Music’s We7 Funded To Be ‘European Pandora’

Peter Gabriel, Eden and Qualcomm’s Pentech are chipping in again to finance UK streaming music service We7, as it tries to fend off mounting threats from Spotify, Apple (NSDQ: AAPL) and the growing throng of competitors.

The money is needed to finance European expansion and the UK operation. We7 CEO Steve Purdham hints: “Over the coming months, We7 will be announcing key partnerships alongside expansion plans into Europe. These developments will allow us to showcase what We7 can do by expanding the familiar medium of radio as a digital backbone to additional services we’ll be offering.”

Could one such partner be Yahoo? The portal already sells ads for We7. In the U.S., *Yahoo* Music runs personalised radio powered by CBS (NYSE: CBS) Radio’s Last.fm and on-demand songs through a Rhapsody player. Although Yahoo (NSDQ: YHOO) runs music through Deezer in France, it has no such features in other parts of Europe, like the UK.

“I think doing it yourself and white labelling partnerships are diminishing, but there is significant scope for co-branding partnerships and working with companies who have significant user bases who love music and are looking for the halo effect for customer acquisition and retention,” Purdham tells paidContent.

Last winter, with the local market for on-demand streaming becoming crowded by Spotify, We7, which operates on the web and in mobile apps, repositioned slightly to make more of its Pandora- or Last.fm-style personalised radio service, which streams tracks its algorithms think listeners might like, based on their initial listening selections.

Seeing We7 as a European Pandora (NYSE: P) Plus is definitely the right idea,” Purdham tells paidContent. “We started the transition last September and you will see in the next 90 days the final leaps to make that happen. The will be clear separation with Personal Radio Plus requests being ad-supported and targeted at the mass of music listeners and full on-demand service for music fanatics which will be subscription-based.”

So much of has the discourse been dominated by the big boys in online music (don’t mention the “S” word), We7 is rarely mentioned, but counts seven million monthly web uniques.
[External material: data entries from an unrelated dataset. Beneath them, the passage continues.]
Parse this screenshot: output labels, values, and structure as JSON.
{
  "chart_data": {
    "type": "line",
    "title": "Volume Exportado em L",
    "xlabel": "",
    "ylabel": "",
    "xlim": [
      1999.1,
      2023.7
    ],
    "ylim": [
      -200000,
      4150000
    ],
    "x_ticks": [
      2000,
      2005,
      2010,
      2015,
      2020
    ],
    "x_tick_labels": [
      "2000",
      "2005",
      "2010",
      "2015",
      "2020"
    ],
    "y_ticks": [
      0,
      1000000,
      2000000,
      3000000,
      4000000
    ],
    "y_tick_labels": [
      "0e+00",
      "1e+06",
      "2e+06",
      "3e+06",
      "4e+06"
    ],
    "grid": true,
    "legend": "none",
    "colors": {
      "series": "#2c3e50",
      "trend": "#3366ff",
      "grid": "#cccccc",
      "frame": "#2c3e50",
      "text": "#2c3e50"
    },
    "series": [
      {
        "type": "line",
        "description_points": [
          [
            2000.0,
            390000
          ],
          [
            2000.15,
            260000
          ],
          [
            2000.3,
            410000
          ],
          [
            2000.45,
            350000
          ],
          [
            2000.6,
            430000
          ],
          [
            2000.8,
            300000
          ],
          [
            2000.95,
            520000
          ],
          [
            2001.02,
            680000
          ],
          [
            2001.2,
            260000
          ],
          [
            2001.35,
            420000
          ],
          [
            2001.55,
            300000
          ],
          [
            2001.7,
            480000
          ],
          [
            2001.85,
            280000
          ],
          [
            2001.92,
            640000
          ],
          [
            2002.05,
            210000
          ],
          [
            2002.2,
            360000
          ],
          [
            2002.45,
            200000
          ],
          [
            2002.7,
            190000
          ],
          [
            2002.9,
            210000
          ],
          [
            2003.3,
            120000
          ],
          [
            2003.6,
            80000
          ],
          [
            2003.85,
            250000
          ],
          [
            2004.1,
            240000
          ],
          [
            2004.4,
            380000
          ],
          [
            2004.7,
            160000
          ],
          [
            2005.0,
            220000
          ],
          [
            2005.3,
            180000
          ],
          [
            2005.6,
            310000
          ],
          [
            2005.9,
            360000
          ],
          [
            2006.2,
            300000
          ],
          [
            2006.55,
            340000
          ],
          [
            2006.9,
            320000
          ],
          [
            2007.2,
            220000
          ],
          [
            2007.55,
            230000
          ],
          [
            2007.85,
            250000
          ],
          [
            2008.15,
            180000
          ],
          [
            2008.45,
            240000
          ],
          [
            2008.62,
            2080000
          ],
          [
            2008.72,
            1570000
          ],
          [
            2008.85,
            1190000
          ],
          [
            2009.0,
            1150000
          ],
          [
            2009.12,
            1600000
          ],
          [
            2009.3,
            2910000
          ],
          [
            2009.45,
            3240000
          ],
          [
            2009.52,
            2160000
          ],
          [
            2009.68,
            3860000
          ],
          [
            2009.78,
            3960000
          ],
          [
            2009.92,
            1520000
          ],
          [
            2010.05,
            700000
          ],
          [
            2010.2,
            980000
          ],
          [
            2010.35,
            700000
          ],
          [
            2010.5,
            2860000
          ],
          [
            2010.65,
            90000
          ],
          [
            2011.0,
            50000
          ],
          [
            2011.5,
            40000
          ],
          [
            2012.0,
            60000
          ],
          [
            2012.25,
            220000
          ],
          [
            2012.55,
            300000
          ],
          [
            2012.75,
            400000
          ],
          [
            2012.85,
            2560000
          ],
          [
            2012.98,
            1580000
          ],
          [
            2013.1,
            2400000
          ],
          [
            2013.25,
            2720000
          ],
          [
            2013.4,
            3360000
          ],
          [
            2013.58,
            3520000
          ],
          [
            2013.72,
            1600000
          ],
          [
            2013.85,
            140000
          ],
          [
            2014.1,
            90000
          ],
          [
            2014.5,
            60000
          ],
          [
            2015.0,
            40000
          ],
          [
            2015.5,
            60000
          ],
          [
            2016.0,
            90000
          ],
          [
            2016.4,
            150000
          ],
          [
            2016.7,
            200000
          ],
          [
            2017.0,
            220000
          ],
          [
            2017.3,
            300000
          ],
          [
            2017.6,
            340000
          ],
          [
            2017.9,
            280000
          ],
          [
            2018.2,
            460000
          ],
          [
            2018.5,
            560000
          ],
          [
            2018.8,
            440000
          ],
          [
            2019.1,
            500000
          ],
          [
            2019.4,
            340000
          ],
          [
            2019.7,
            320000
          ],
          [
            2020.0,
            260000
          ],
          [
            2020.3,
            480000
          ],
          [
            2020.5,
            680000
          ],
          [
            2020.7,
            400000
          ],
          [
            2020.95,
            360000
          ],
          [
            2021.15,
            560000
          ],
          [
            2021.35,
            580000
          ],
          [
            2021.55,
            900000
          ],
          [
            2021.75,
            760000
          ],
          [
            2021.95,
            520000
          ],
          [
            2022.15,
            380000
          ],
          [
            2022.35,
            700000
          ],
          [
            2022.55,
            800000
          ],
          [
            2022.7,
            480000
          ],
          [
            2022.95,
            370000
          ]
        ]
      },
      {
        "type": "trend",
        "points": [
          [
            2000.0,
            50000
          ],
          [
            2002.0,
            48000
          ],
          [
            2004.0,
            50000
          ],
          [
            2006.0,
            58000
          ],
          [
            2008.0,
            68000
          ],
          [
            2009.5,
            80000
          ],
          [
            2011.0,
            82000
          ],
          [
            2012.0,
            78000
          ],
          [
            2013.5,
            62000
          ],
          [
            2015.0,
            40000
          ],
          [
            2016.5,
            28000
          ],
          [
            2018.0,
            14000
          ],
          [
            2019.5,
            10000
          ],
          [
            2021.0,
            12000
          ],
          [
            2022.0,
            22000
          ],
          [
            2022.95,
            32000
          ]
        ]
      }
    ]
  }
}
In November, 10 months after introducing premium subscriptions, We7 counted paying customers in the “low thousands” and it’s still “not massive”.

“Our UK demographics are primarily 16-34 with people who subscribe in our user base being males over 34,” Purdham tells paidContent. “Our focus in Europe will enhance subscription, we believe, and we expect stronger growth as the demographic is not expected to be so polarised.”

Peter Gabriel originally funded the company in 2007 and 2008, in a $3 million first round including Eden and Spark. The original idea, to embed 10-second ads in free MP3 downloads, was discarded along the way. This is a third round, the second having come in 2010.